Een paar jaar geleden vroegen we ons af hoeveel mensen in Nederland en Vlaanderen een polyamoreuze relatie hebben. We hebben toen een schatting gemaakt door creatief gebruik te maken van allerhande stukjes informatie uit binnen- en buitenland. In dit artikel en dit rapport vind je de details. Samengevat was toen onze de conclusie: 75.000 Nederlanders en 27.000 Vlamingen, oftewel 0,7% van de bevolking tussen 18-65jr.

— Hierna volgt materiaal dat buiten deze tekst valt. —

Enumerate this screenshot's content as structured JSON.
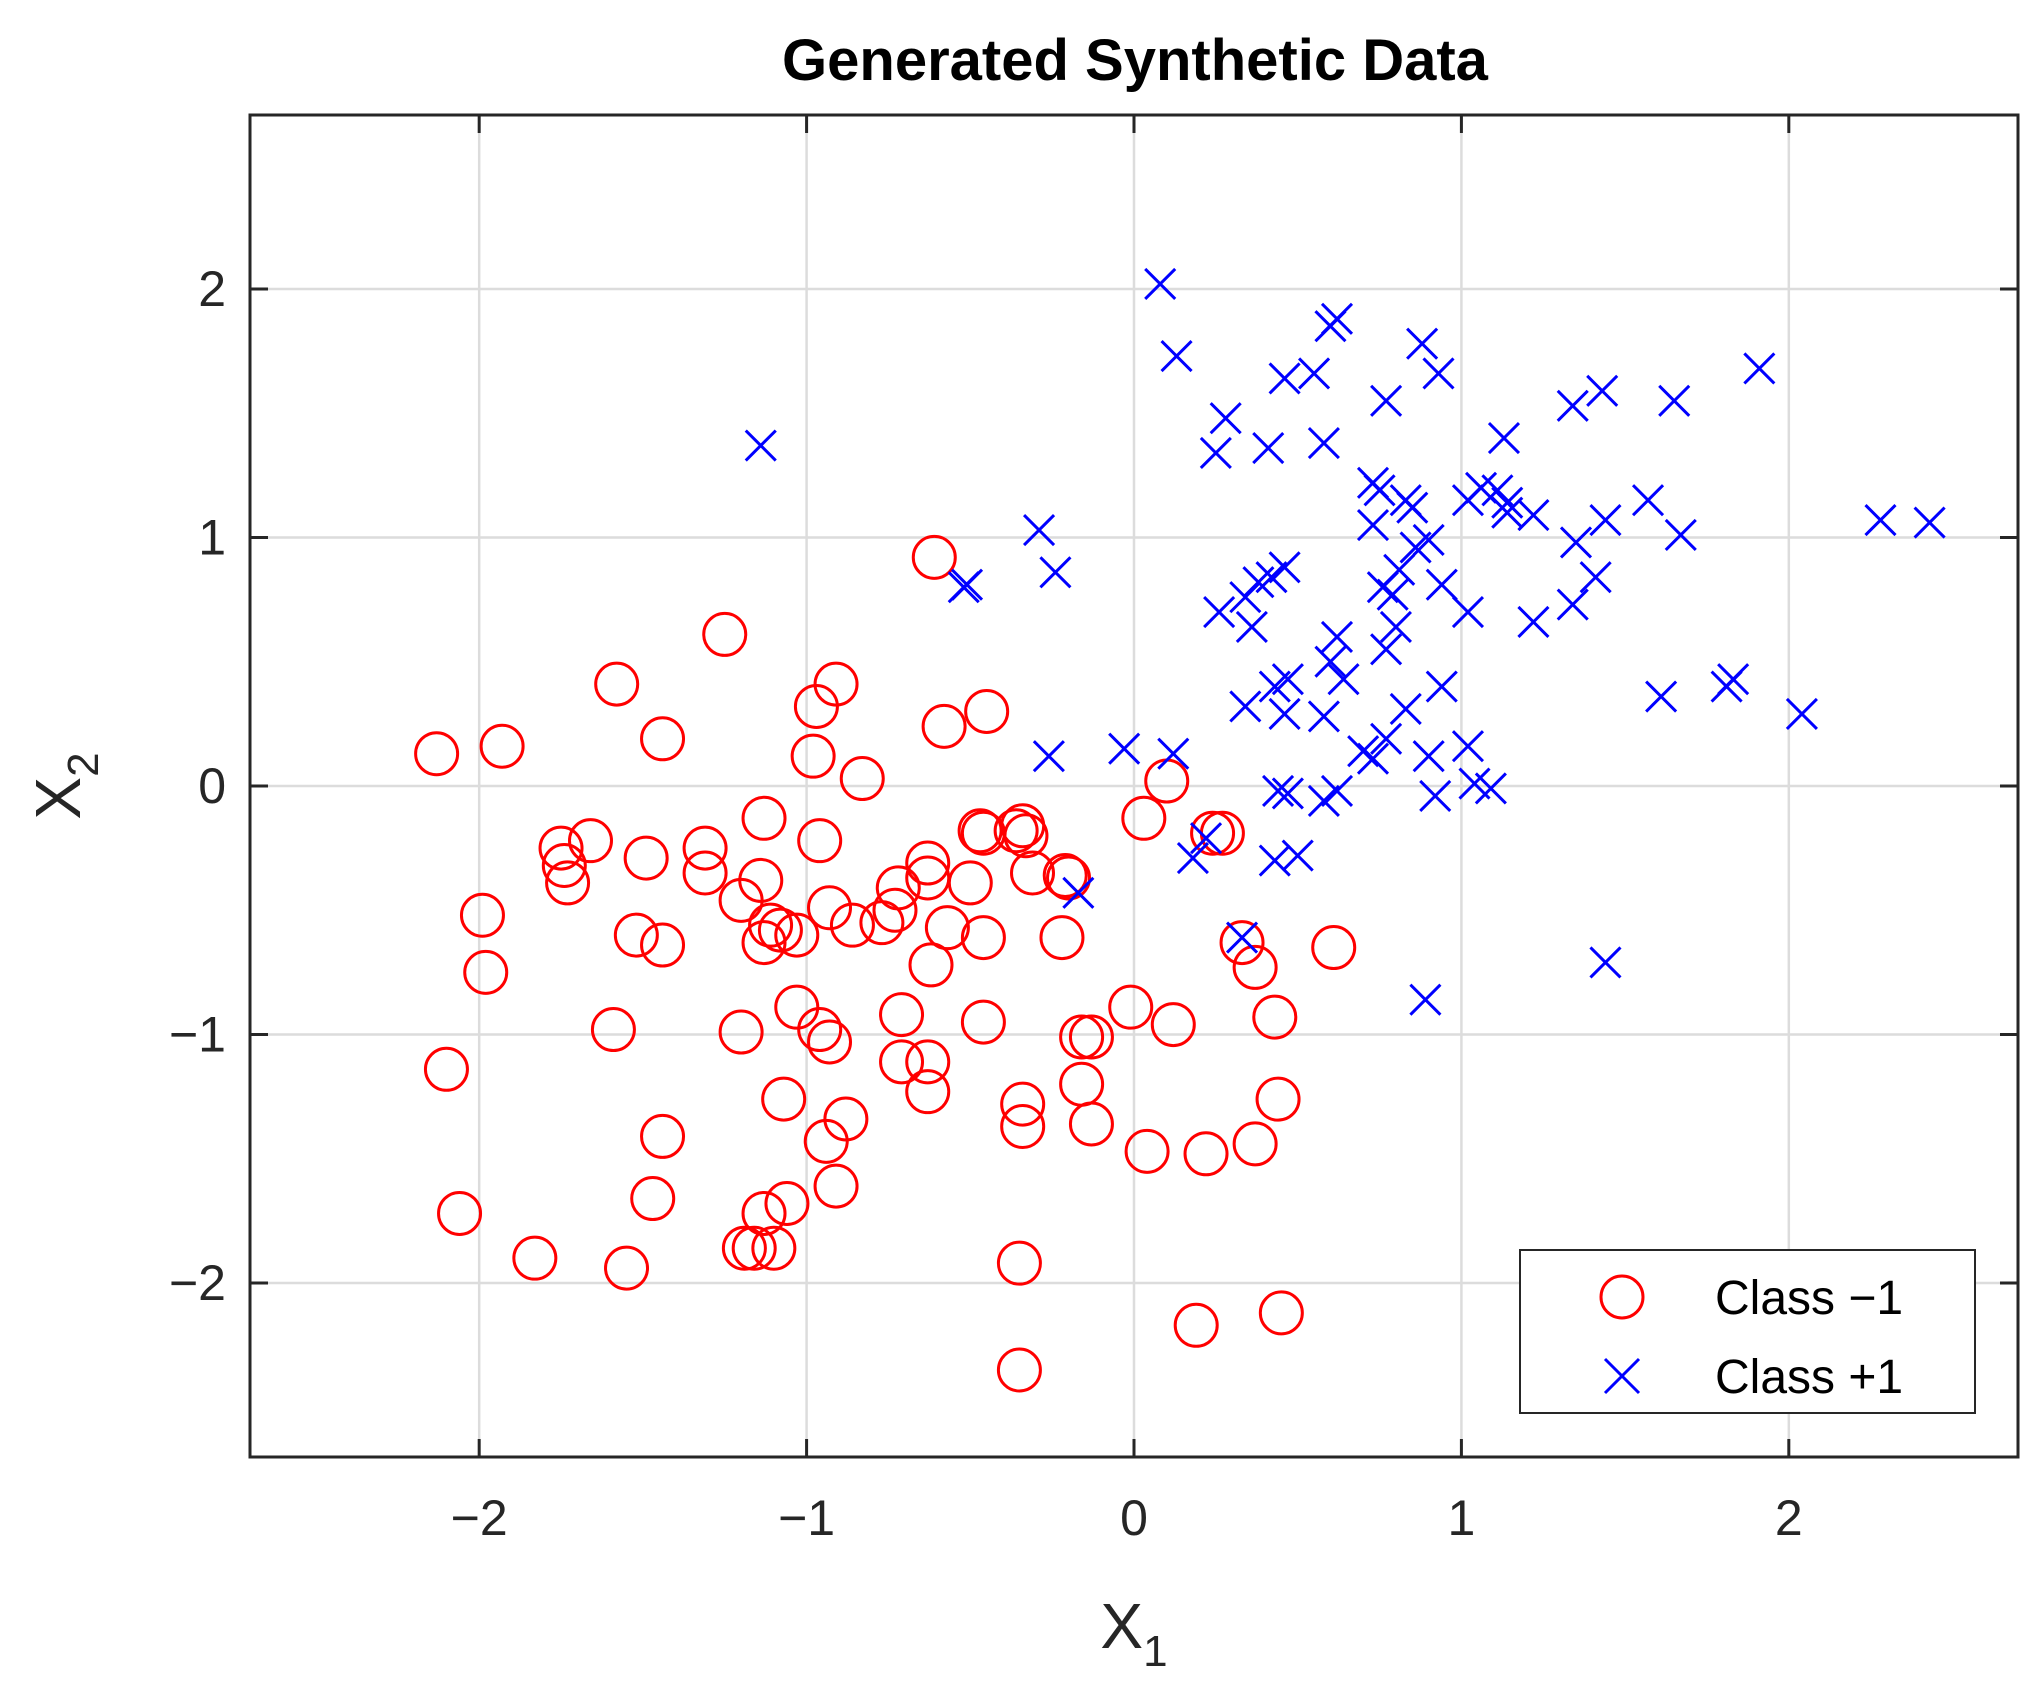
{
  "colors": {
    "class_neg": "#ff0000",
    "class_pos": "#0000ff",
    "grid": "#dcdcdc",
    "axes": "#262626"
  },
  "chart_data": {
    "type": "scatter",
    "title": "Generated Synthetic Data",
    "xlabel": {
      "base": "X",
      "sub": "1"
    },
    "ylabel": {
      "base": "X",
      "sub": "2"
    },
    "xlim": [
      -2.7,
      2.7
    ],
    "ylim": [
      -2.7,
      2.7
    ],
    "xticks": [
      -2,
      -1,
      0,
      1,
      2
    ],
    "yticks": [
      -2,
      -1,
      0,
      1,
      2
    ],
    "xtick_labels": [
      "−2",
      "−1",
      "0",
      "1",
      "2"
    ],
    "ytick_labels": [
      "−2",
      "−1",
      "0",
      "1",
      "2"
    ],
    "grid": true,
    "legend_position": "bottom-right",
    "series": [
      {
        "name": "Class −1",
        "marker": "circle",
        "color": "#ff0000",
        "points": [
          [
            -2.13,
            0.13
          ],
          [
            -1.93,
            0.16
          ],
          [
            -1.25,
            0.61
          ],
          [
            -1.58,
            0.41
          ],
          [
            -1.44,
            0.19
          ],
          [
            -0.97,
            0.32
          ],
          [
            -0.91,
            0.41
          ],
          [
            -0.98,
            0.12
          ],
          [
            -0.83,
            0.03
          ],
          [
            -0.58,
            0.24
          ],
          [
            -0.45,
            0.3
          ],
          [
            -0.61,
            0.92
          ],
          [
            -1.75,
            -0.25
          ],
          [
            -1.66,
            -0.22
          ],
          [
            -1.74,
            -0.32
          ],
          [
            -1.73,
            -0.39
          ],
          [
            -1.49,
            -0.29
          ],
          [
            -1.31,
            -0.25
          ],
          [
            -1.31,
            -0.35
          ],
          [
            -1.13,
            -0.13
          ],
          [
            -0.96,
            -0.22
          ],
          [
            -1.2,
            -0.46
          ],
          [
            -1.14,
            -0.38
          ],
          [
            -1.99,
            -0.52
          ],
          [
            -1.98,
            -0.75
          ],
          [
            -1.52,
            -0.6
          ],
          [
            -1.44,
            -0.64
          ],
          [
            -1.11,
            -0.56
          ],
          [
            -1.13,
            -0.63
          ],
          [
            -1.08,
            -0.58
          ],
          [
            -1.03,
            -0.6
          ],
          [
            -0.93,
            -0.49
          ],
          [
            -0.86,
            -0.56
          ],
          [
            -0.77,
            -0.55
          ],
          [
            -0.73,
            -0.5
          ],
          [
            -0.72,
            -0.41
          ],
          [
            -0.63,
            -0.31
          ],
          [
            -0.63,
            -0.37
          ],
          [
            -0.5,
            -0.39
          ],
          [
            -0.47,
            -0.18
          ],
          [
            -0.46,
            -0.19
          ],
          [
            -0.34,
            -0.16
          ],
          [
            -0.36,
            -0.18
          ],
          [
            -0.33,
            -0.2
          ],
          [
            -0.31,
            -0.35
          ],
          [
            -0.21,
            -0.36
          ],
          [
            -0.2,
            -0.37
          ],
          [
            -0.57,
            -0.57
          ],
          [
            -0.46,
            -0.61
          ],
          [
            -0.22,
            -0.61
          ],
          [
            -0.62,
            -0.72
          ],
          [
            -1.59,
            -0.98
          ],
          [
            -1.2,
            -0.99
          ],
          [
            -1.03,
            -0.89
          ],
          [
            -0.96,
            -0.98
          ],
          [
            -0.93,
            -1.03
          ],
          [
            -0.71,
            -0.92
          ],
          [
            -0.46,
            -0.95
          ],
          [
            -0.71,
            -1.11
          ],
          [
            -0.63,
            -1.11
          ],
          [
            -0.63,
            -1.23
          ],
          [
            -0.16,
            -1.01
          ],
          [
            -0.13,
            -1.01
          ],
          [
            -0.16,
            -1.2
          ],
          [
            -2.1,
            -1.14
          ],
          [
            -1.44,
            -1.41
          ],
          [
            -1.07,
            -1.26
          ],
          [
            -0.88,
            -1.34
          ],
          [
            -0.94,
            -1.43
          ],
          [
            -0.34,
            -1.28
          ],
          [
            -0.34,
            -1.37
          ],
          [
            -0.13,
            -1.36
          ],
          [
            -1.47,
            -1.66
          ],
          [
            -0.91,
            -1.61
          ],
          [
            -1.06,
            -1.68
          ],
          [
            -1.13,
            -1.72
          ],
          [
            -2.06,
            -1.72
          ],
          [
            -1.83,
            -1.9
          ],
          [
            -1.55,
            -1.94
          ],
          [
            -1.19,
            -1.86
          ],
          [
            -1.16,
            -1.86
          ],
          [
            -1.1,
            -1.86
          ],
          [
            -0.35,
            -1.92
          ],
          [
            -0.35,
            -2.35
          ],
          [
            0.19,
            -2.17
          ],
          [
            0.45,
            -2.12
          ],
          [
            0.1,
            0.02
          ],
          [
            0.03,
            -0.13
          ],
          [
            0.24,
            -0.19
          ],
          [
            0.27,
            -0.19
          ],
          [
            0.33,
            -0.63
          ],
          [
            0.37,
            -0.73
          ],
          [
            0.61,
            -0.65
          ],
          [
            0.43,
            -0.93
          ],
          [
            -0.01,
            -0.89
          ],
          [
            0.12,
            -0.96
          ],
          [
            0.04,
            -1.47
          ],
          [
            0.22,
            -1.48
          ],
          [
            0.37,
            -1.44
          ],
          [
            0.44,
            -1.26
          ]
        ]
      },
      {
        "name": "Class +1",
        "marker": "x",
        "color": "#0000ff",
        "points": [
          [
            0.08,
            2.02
          ],
          [
            0.13,
            1.73
          ],
          [
            0.6,
            1.85
          ],
          [
            0.62,
            1.88
          ],
          [
            0.88,
            1.78
          ],
          [
            0.93,
            1.66
          ],
          [
            0.55,
            1.66
          ],
          [
            0.46,
            1.64
          ],
          [
            1.91,
            1.68
          ],
          [
            1.43,
            1.59
          ],
          [
            1.34,
            1.53
          ],
          [
            1.65,
            1.55
          ],
          [
            0.77,
            1.55
          ],
          [
            0.28,
            1.48
          ],
          [
            0.25,
            1.34
          ],
          [
            0.41,
            1.36
          ],
          [
            0.58,
            1.38
          ],
          [
            1.13,
            1.4
          ],
          [
            -1.14,
            1.37
          ],
          [
            0.73,
            1.22
          ],
          [
            0.75,
            1.19
          ],
          [
            0.83,
            1.15
          ],
          [
            0.85,
            1.12
          ],
          [
            1.02,
            1.15
          ],
          [
            1.06,
            1.2
          ],
          [
            1.11,
            1.19
          ],
          [
            1.14,
            1.14
          ],
          [
            1.14,
            1.1
          ],
          [
            1.22,
            1.09
          ],
          [
            1.35,
            0.98
          ],
          [
            1.44,
            1.07
          ],
          [
            1.57,
            1.15
          ],
          [
            1.67,
            1.01
          ],
          [
            2.28,
            1.07
          ],
          [
            2.43,
            1.06
          ],
          [
            -0.29,
            1.03
          ],
          [
            -0.24,
            0.86
          ],
          [
            -0.52,
            0.8
          ],
          [
            -0.51,
            0.81
          ],
          [
            0.34,
            0.76
          ],
          [
            0.38,
            0.82
          ],
          [
            0.42,
            0.84
          ],
          [
            0.46,
            0.88
          ],
          [
            0.73,
            1.05
          ],
          [
            0.81,
            0.87
          ],
          [
            0.86,
            0.96
          ],
          [
            0.9,
            0.99
          ],
          [
            0.94,
            0.81
          ],
          [
            0.76,
            0.8
          ],
          [
            0.79,
            0.77
          ],
          [
            0.26,
            0.7
          ],
          [
            0.36,
            0.64
          ],
          [
            1.02,
            0.7
          ],
          [
            1.22,
            0.66
          ],
          [
            1.34,
            0.73
          ],
          [
            1.41,
            0.84
          ],
          [
            0.6,
            0.5
          ],
          [
            0.62,
            0.6
          ],
          [
            0.64,
            0.43
          ],
          [
            0.77,
            0.55
          ],
          [
            0.8,
            0.64
          ],
          [
            0.83,
            0.31
          ],
          [
            0.94,
            0.4
          ],
          [
            0.34,
            0.32
          ],
          [
            0.43,
            0.4
          ],
          [
            0.46,
            0.29
          ],
          [
            0.47,
            0.43
          ],
          [
            1.61,
            0.36
          ],
          [
            1.81,
            0.4
          ],
          [
            1.83,
            0.43
          ],
          [
            2.04,
            0.29
          ],
          [
            -0.26,
            0.12
          ],
          [
            -0.03,
            0.15
          ],
          [
            0.12,
            0.13
          ],
          [
            0.58,
            0.28
          ],
          [
            0.7,
            0.14
          ],
          [
            0.73,
            0.11
          ],
          [
            0.77,
            0.19
          ],
          [
            0.9,
            0.12
          ],
          [
            1.02,
            0.16
          ],
          [
            1.04,
            0.01
          ],
          [
            1.09,
            -0.01
          ],
          [
            0.92,
            -0.04
          ],
          [
            0.44,
            -0.02
          ],
          [
            0.47,
            -0.03
          ],
          [
            0.58,
            -0.06
          ],
          [
            0.62,
            -0.02
          ],
          [
            0.18,
            -0.29
          ],
          [
            0.22,
            -0.21
          ],
          [
            0.43,
            -0.3
          ],
          [
            0.5,
            -0.28
          ],
          [
            -0.17,
            -0.43
          ],
          [
            0.33,
            -0.61
          ],
          [
            1.44,
            -0.71
          ],
          [
            0.89,
            -0.86
          ]
        ]
      }
    ]
  }
}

Een tijdje later doken er op het internet getallen op van kenniscentrum seksualiteit Rutgers (voorheen Rutgersstichting) die redelijk overeen kwamen met onze schatting. We wilden natuurlijk het naadje van de kous weten. Een rapport was echter nergens te vinden en dus gingen we verder op zoek naar de bron daarvan. Die vonden we in de persoon van Hanneke de Graaf, onderzoeker en programmamanager kennisontwikkeling van Rutgers. Ook bij Rutgers bleek de data niet meteen voorhanden en zij heeft ons erg geholpen om dit uit te spitten.
De details
Als de details je minder interesseren, kun je meteen doorspringen naar de samenvatting hieronder.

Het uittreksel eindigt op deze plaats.